Although today’s world sees different hierarchical structures for the work being done in each department, the reality is that the work breakdown structures are relational, Sabharwal said. “We need to relate them to each other. You cannot do that unless you’re digital,” he added. “You cannot do that if you’re in a document-based world.”

Fifty percent of a work project is just managing change, Sabharwal said, and making a digital transformation enables you to master that change. “In our world of AVEVA, you can change all you want,” he said. “We know relationally every effect down the process.”

He likens the situation to Google, which can share information with 300 million people because they’re all seeing the same information. “We have to get there, ladies and gentlemen, or we’re never going to improve this EPC process.”

In this scenario, lists and datasheets are all aligned with 3D models and schematics, ensuring quality deliverables. You can avoid procurement errors and delays, as well as rework in construction. This can have a significant impact on a project’s total installed cost (TIC), which could see savings of 10 percent, Sabharwal said. On a $1 billion project, a $10 million investment in AVEVA software could provide a TIC savings of $100 million.

These cost savings are realized by mitigating capital investment risks at the process design stage, cutting engineering man-hours by 30 percent in plant design, reducing material costs in procurement by 11 percent, reducing field labors costs in fabrication construction by 10 percent, and using simulation learning to improve enterprise safety in the commissioning and startup phase.

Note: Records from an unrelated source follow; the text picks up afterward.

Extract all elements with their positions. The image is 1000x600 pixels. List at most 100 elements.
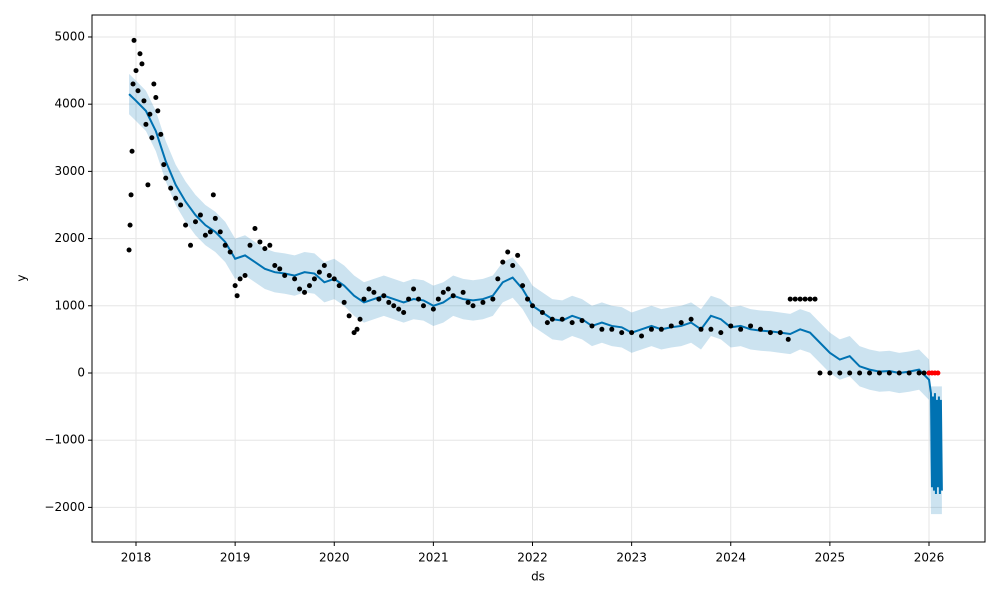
- observed-point: [151, 81, 157, 87]
- observed-point: [688, 316, 694, 322]
- observed-point: [416, 296, 422, 302]
- observed-point: [277, 266, 283, 272]
- x-tick-label: 2023: [616, 551, 647, 565]
- observed-point: [297, 286, 303, 292]
- observed-point: [857, 370, 863, 376]
- observed-point: [921, 370, 927, 376]
- observed-point: [886, 370, 892, 376]
- observed-point: [145, 182, 151, 188]
- observed-point: [188, 242, 194, 248]
- observed-point: [173, 195, 179, 201]
- observed-point: [812, 296, 818, 302]
- x-tick-label: 2026: [914, 551, 945, 565]
- y-tick-label: 5000: [54, 29, 85, 43]
- observed-point: [648, 326, 654, 332]
- y-tick-label: 1000: [54, 298, 85, 312]
- observed-point: [777, 330, 783, 336]
- observed-point: [500, 259, 506, 265]
- observed-point: [267, 242, 273, 248]
- observed-point: [728, 323, 734, 329]
- y-tick-label: −1000: [44, 433, 85, 447]
- observed-point: [311, 276, 317, 282]
- observed-point: [807, 296, 813, 302]
- observed-point: [161, 162, 167, 168]
- observed-point: [341, 299, 347, 305]
- observed-point: [544, 320, 550, 326]
- observed-point: [465, 299, 471, 305]
- observed-point: [227, 249, 233, 255]
- observed-point: [158, 131, 164, 137]
- observed-point: [629, 330, 635, 336]
- observed-point: [420, 303, 426, 309]
- observed-point: [837, 370, 843, 376]
- observed-point: [192, 219, 198, 225]
- observed-point: [589, 323, 595, 329]
- observed-point: [149, 135, 155, 141]
- observed-point: [207, 229, 213, 235]
- observed-point: [802, 296, 808, 302]
- observed-point: [668, 323, 674, 329]
- observed-point: [401, 310, 407, 316]
- observed-point: [257, 239, 263, 245]
- uncertainty-band: [129, 73, 942, 515]
- observed-point: [520, 283, 526, 289]
- x-tick-label: 2025: [815, 551, 846, 565]
- x-tick-label: 2022: [517, 551, 548, 565]
- observed-point: [916, 370, 922, 376]
- observed-point: [430, 306, 436, 312]
- observed-point: [460, 289, 466, 295]
- observed-point: [505, 249, 511, 255]
- observed-point: [748, 323, 754, 329]
- observed-point: [371, 289, 377, 295]
- observed-point: [515, 252, 521, 258]
- observed-point: [530, 303, 536, 309]
- observed-point: [155, 108, 161, 114]
- forecast-line: [128, 93, 943, 494]
- x-tick-label: 2021: [418, 551, 449, 565]
- observed-point: [678, 320, 684, 326]
- observed-point: [767, 330, 773, 336]
- observed-point: [906, 370, 912, 376]
- observed-point: [787, 296, 793, 302]
- observed-point: [137, 51, 143, 57]
- observed-point: [217, 229, 223, 235]
- observed-point: [757, 326, 763, 332]
- observed-point: [391, 303, 397, 309]
- observed-point: [396, 306, 402, 312]
- observed-point: [510, 262, 516, 268]
- observed-point: [331, 276, 337, 282]
- observed-point: [143, 121, 149, 127]
- observed-point: [827, 370, 833, 376]
- observed-point: [708, 326, 714, 332]
- observed-point: [411, 286, 417, 292]
- observed-point: [619, 330, 625, 336]
- x-tick-label: 2019: [220, 551, 251, 565]
- observed-point: [867, 370, 873, 376]
- observed-point: [658, 326, 664, 332]
- observed-point: [129, 148, 135, 154]
- observed-point: [316, 269, 322, 275]
- observed-point: [549, 316, 555, 322]
- observed-point: [406, 296, 412, 302]
- observed-point: [435, 296, 441, 302]
- observed-point: [440, 289, 446, 295]
- observed-point: [212, 215, 218, 221]
- observed-point: [792, 296, 798, 302]
- observed-point: [579, 318, 585, 324]
- observed-point: [445, 286, 451, 292]
- observed-point: [376, 296, 382, 302]
- observed-point: [282, 273, 288, 279]
- observed-point: [242, 273, 248, 279]
- observed-point: [183, 222, 189, 228]
- observed-point: [366, 286, 372, 292]
- observed-point: [599, 326, 605, 332]
- observed-point: [321, 262, 327, 268]
- observed-point: [495, 276, 501, 282]
- observed-point: [178, 202, 184, 208]
- observed-point: [357, 316, 363, 322]
- observed-point: [127, 222, 133, 228]
- y-tick-label: 0: [77, 365, 85, 379]
- y-tick-label: 4000: [54, 97, 85, 111]
- observed-point: [609, 326, 615, 332]
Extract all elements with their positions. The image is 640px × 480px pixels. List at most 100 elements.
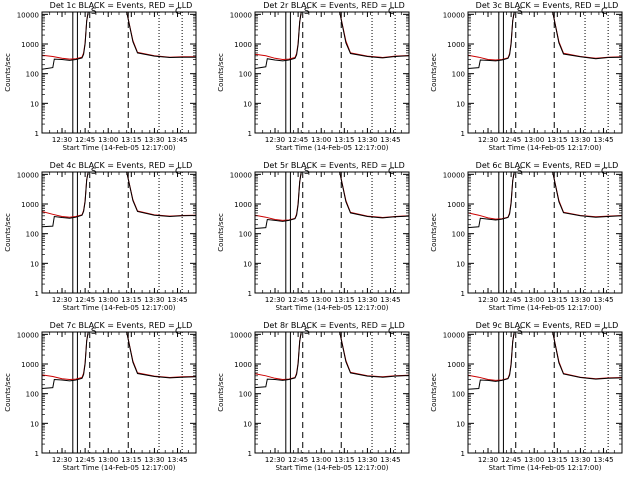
y-tick-label: 100 bbox=[26, 231, 39, 239]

Industrial companies today are too often making fundamental decisions on capital expenditures without having enough information. “We’re making decisions without really understanding what we’re actually building. It’s one of the reasons why these projects are over budget and over schedule,” he said. “We’re trying to bring that information upstream.”

As an example of the importance of digital data, Sabharwal pointed to Husky Energy in Calgary, Canada. They have taken project execution down from 48 months (or more) to 24 months. That’s particularly significant for a company that produces hundreds of thousands of barrels of oil a day.

“They have certainty. They own their own data. They can change it on a dime, flip it, and completely automate their process,” Sabharwal said. Too many oil companies let the EPCs own their data, relying on them to redesign a new platform every time it’s built. “No wonder it takes so long to build the next one.”

But the EPCs are changing as well, seeing the value in a digital transformation. “They’ve also experienced a downturn in their industry,” Sabharwal said. “They’re embracing the concept of digitalization to help improve the service they offer their owners.”